É também certo o interesse de Pessoa por religiões para além da Cristã. Sobretudo é conhecido o interesse na Escola Teosófica de Madame Blavatsky, uma imigrante Russa que, nos Estados Unidos, congrega ideias de variadas religiões numa amálgama que começa o que mais tarde se conhecerá como Movimento Ocultista. Porém, em Fernando Pessoa, o Ocultismo é mais do que apenas a Mediunidade.
Isto porque Pessoa foi, sobretudo, um poeta simbólico e é através dos símbolos que ele soube aproximar-se melhor dos mistérios ocultos da vida e da morte. A "Mensagem" é um poema simbólico e ocultista. Aliás, muitos dos poemas mais conhecidos do poeta são simbólicos.
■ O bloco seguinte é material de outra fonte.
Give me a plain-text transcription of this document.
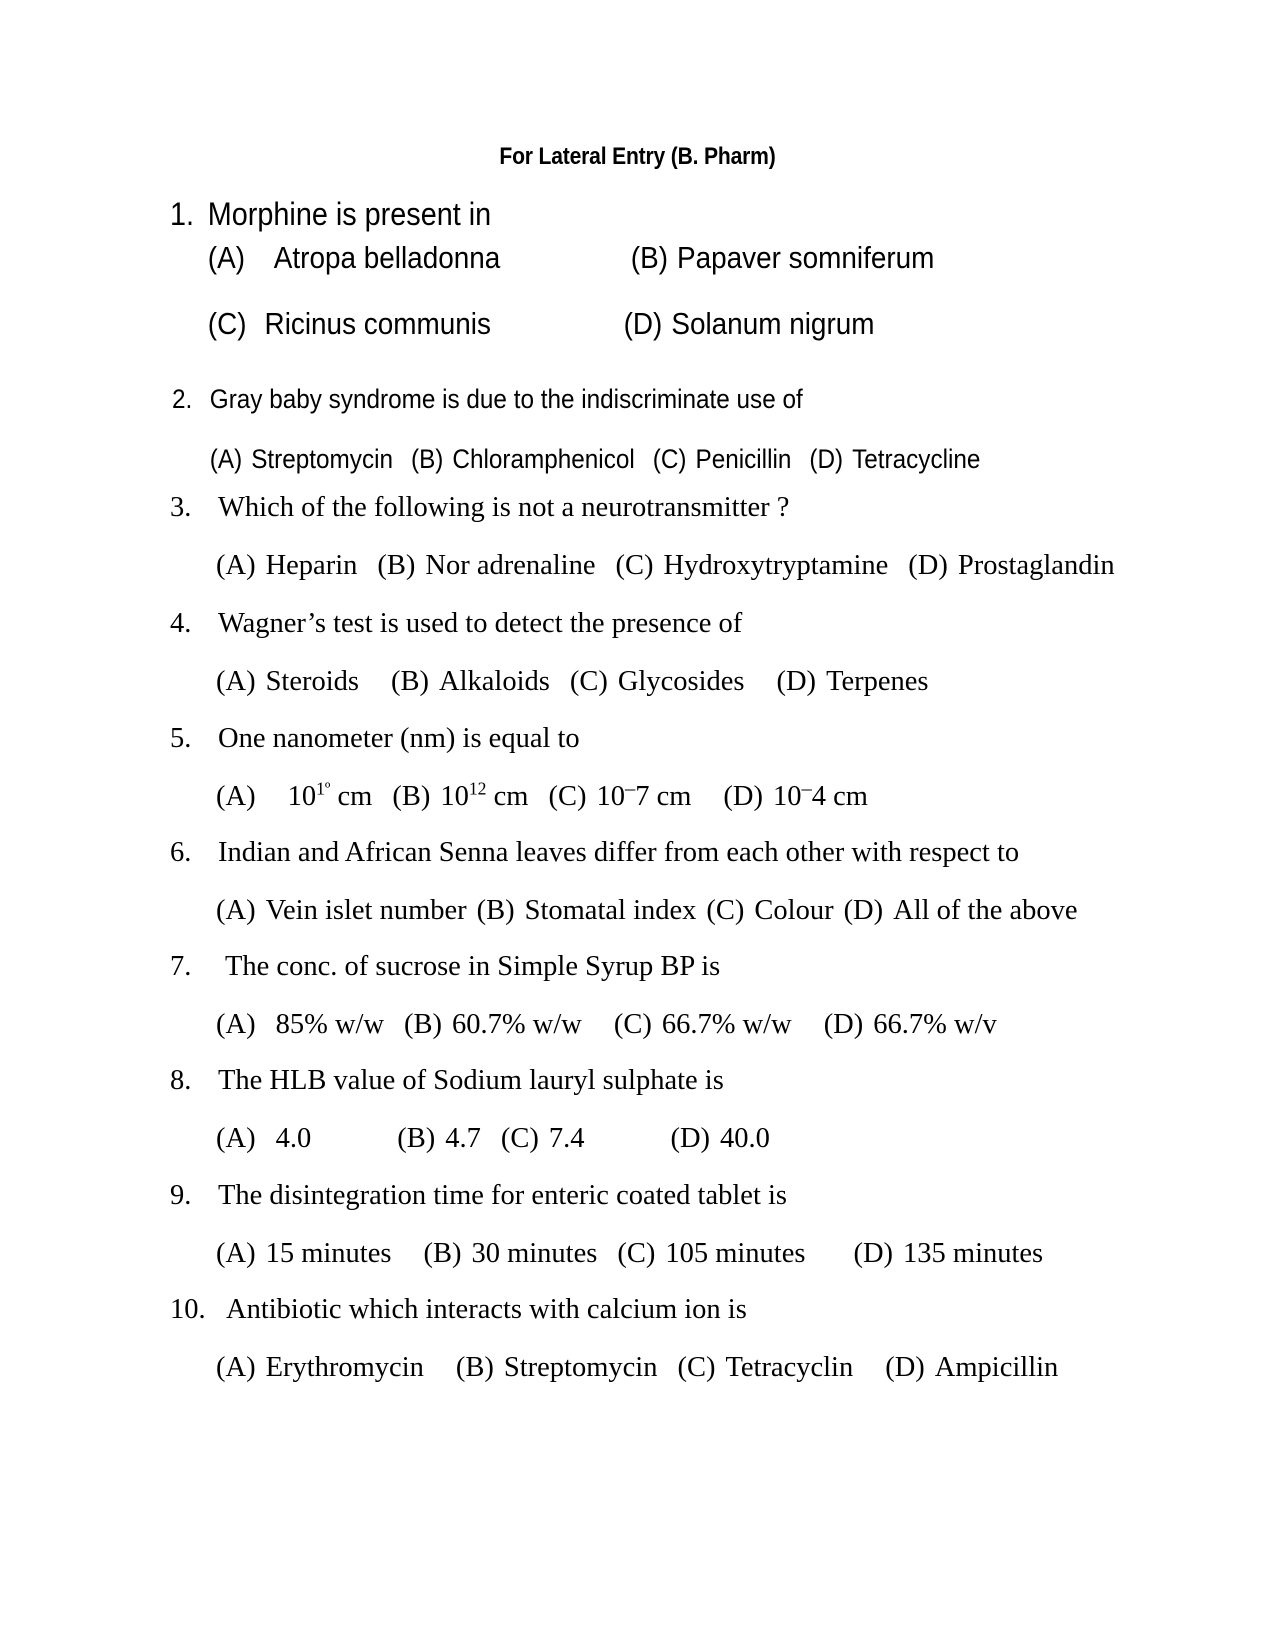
For Lateral Entry (B. Pharm)
1. Morphine is present in
(A) Atropa belladonna	(B) Papaver somniferum
(C) Ricinus communis	(D) Solanum nigrum
2. Gray baby syndrome is due to the indiscriminate use of
(A) Streptomycin (B) Chloramphenicol (C) Penicillin (D) Tetracycline
3. Which of the following is not a neurotransmitter ?
(A) Heparin (B) Nor adrenaline (C) Hydroxytryptamine (D) Prostaglandin
4. Wagner’s test is used to detect the presence of
(A) Steroids (B) Alkaloids (C) Glycosides (D) Terpenes
5. One nanometer (nm) is equal to
(A) $10^{1º}$ cm (B) $10^{12}$ cm (C) 10–7 cm (D) 10–4 cm
6. Indian and African Senna leaves differ from each other with respect to
(A) Vein islet number (B) Stomatal index (C) Colour (D) All of the above
7. The conc. of sucrose in Simple Syrup BP is
(A) 85% w/w (B) 60.7% w/w (C) 66.7% w/w (D) 66.7% w/v
8. The HLB value of Sodium lauryl sulphate is
(A) 4.0	(B) 4.7 (C) 7.4	(D) 40.0
9. The disintegration time for enteric coated tablet is
(A) 15 minutes (B) 30 minutes (C) 105 minutes (D) 135 minutes
10. Antibiotic which interacts with calcium ion is
(A) Erythromycin (B) Streptomycin (C) Tetracyclin (D) Ampicillin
António Quadros, na obra "Fernando Pessoa – vida, personalidade e génio", diz-nos que o poeta tentou aceder ao conhecimento oculto de três maneiras: como gnósico, pela intuição e experiência sensível - ou seja, pelas experiências sensíveis da mediunidade; como sófico - como intelectual, pelas suas capacidades de análise e de raciocínio - e, finalmente, como iniciático, ou seja, seguindo antigos ensinamentos das ordens secretas maçónicas, antigas desde as pirâmides, e que Pessoa junta sobretudo na tradição Templária, que em Portugal continua viva depois da morte de Jacques de Molay, grão-mestre dos Templários, na Ordem de Cristo.
Pessoa considera-se mesmo um iniciado nesta ordem templária. Aliás, é de referir a nota biográfica escrita pelo poeta em 1935, que pode consultar no site Major Reformado (secção Biografia Completa, Apêndices), onde este é bem claro ao considerar-se um “Cristão gnóstico e portanto inteiramente oposto a todas as Igrejas organizadas”, “Fiel, por motivos que mais diante estão implícitos, à Tradição Secreta do Cristianismo”.
Assim, e ainda que o Ocultismo marque a vida de Fernando Pessoa, nunca o poderemos dizer Ocultista, ou simplesmente Ocultista. O poeta é múltiplo como o universo, também e sobretudo nas maneiras como tenta entender o universo.
Se é certo que em poemas como "Na Sombra do Monte Abiegno", "Eros e Psique" ou "A Múmia", Pessoa é rigoroso e estritamente Ocultista, ele nunca se manteve dentro de regras, circunscrito a regulamentos, preso a técnicas. Desde 1915, interessa-se pelo Ocultismo mas, com 27 anos, não é um iniciado na sua viagem de descoberta, que seguirá muitos caminhos e tentativas.